Mais que o não

CHICO ALENCAR

O risco é nos afogarmos em águas rasas. Embora importantíssima, a decisão quanto à destituição ou preservação do mandato da presidente Dilma não terá o condão de resolver nossos mais graves problemas.

O PSOL dirá não a este pedido de impeachment porque considera, com grandes juristas, que decretos orçamentários suplementares e “pedaladas” não caracterizam crime de responsabilidade de governante, passível de traumática perda de mandato. Fosse assim, vários outros estariam na mesma condição, retroativamente, ex-presidentes da República.

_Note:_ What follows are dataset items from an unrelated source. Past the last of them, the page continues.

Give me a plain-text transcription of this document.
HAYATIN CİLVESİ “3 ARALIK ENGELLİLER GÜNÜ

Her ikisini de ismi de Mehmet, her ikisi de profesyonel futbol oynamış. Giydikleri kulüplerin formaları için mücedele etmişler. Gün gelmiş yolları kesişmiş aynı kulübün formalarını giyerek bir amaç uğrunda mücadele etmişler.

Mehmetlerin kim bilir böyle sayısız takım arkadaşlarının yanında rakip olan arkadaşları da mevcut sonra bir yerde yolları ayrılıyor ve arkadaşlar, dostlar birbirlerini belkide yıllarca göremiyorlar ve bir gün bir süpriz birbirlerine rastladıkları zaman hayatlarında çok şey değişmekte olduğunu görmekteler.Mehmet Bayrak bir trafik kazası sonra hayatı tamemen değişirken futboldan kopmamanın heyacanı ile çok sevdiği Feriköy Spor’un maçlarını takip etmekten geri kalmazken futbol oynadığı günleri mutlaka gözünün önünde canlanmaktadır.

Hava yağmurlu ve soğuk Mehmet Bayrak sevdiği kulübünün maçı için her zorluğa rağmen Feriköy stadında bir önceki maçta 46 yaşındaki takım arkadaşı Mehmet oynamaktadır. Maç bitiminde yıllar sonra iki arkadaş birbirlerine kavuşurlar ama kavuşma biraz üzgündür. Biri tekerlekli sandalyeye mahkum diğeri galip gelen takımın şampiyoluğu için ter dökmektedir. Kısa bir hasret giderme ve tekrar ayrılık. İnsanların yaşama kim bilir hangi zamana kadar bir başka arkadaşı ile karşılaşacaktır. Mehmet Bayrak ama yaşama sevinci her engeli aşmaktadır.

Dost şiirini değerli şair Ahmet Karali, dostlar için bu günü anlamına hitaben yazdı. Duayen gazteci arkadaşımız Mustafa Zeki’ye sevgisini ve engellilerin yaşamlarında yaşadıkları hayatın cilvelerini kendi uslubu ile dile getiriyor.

Diremos também não à articulação de setores dos grandes negócios, de parte da mídia, de partidos e parlamentares ultraconservadores, alguns saudosistas da ditadura. Este novo pacto de elite pretende, com sua pauta de retrocessos, entregar o governo inteiro ao PMDB – que está longe de ser um padrão de moralidade na vida pública nacional.

Nosso não é a um processo que, além da fragilidade jurídica, tem como condutor político o deputado-réu Eduardo Cunha. Ele, descaradamente, aceitou o pedido de impeachment de Dilma (ao tempo em que engavetava o de Michel Temer) por mera vingança, retaliando seu ex-aliado PT, que admitiu nossa representação contra Cunha no Conselho de Ética.

Nosso não é à continuada cena de cinismo explícito: corruptos “indignados” com a corrupção, legalistas louvando transgressões à lei, partidos dependentes do dinheiro dos grandes grupos econômicos escondendo, com discurso de ocasião, sua voluntária servidão.

Nosso não é, porém, grávido de sim. Um sim à continuidade das investigações da Lava-Jato, sem arbitrariedade e seletividade de vazamentos, sem “heróis salvacionistas”. Para que o Ministério Público e a Justiça coloquem a nu o sistema corrompido de financiamento do sistema partidário-eleitoral em troca de contratos públicos, nesse abjeto conluio histórico que envolve empreiteiras e quase todas as legendas do nosso  capitalismo de compadrio.

Nosso sim é a um novo modelo econômico, lastreado em reforma tributária progressiva e restrição ao alto rentismo. Um modelo soberano, orientado para o mercado interno, que garanta relações justas de trabalho.

E que caminhe para novas formas de produção e consumo, vinculadas ao urgente cuidado ambiental neste planeta envenenado.

Nosso sim é a uma nova relação Estado-Sociedade, baseada na participação popular permanente e na transparência da gestão pública. Por uma reforma política – que o atual Congresso se recusou a fazer – que institua referendo revogatório de mandatos e limites austeros a gastos de campanha (só agora sem recursos de empesas, graças ao STF). Por nova dinâmica democrática vivificada em partidos que expressem conteúdo programático, expelindo o clientelismo e o fisiologismo. Nosso sim, enfim, é à busca permanente do verdadeiro poder instituinte, segundo a Constituição: o povo.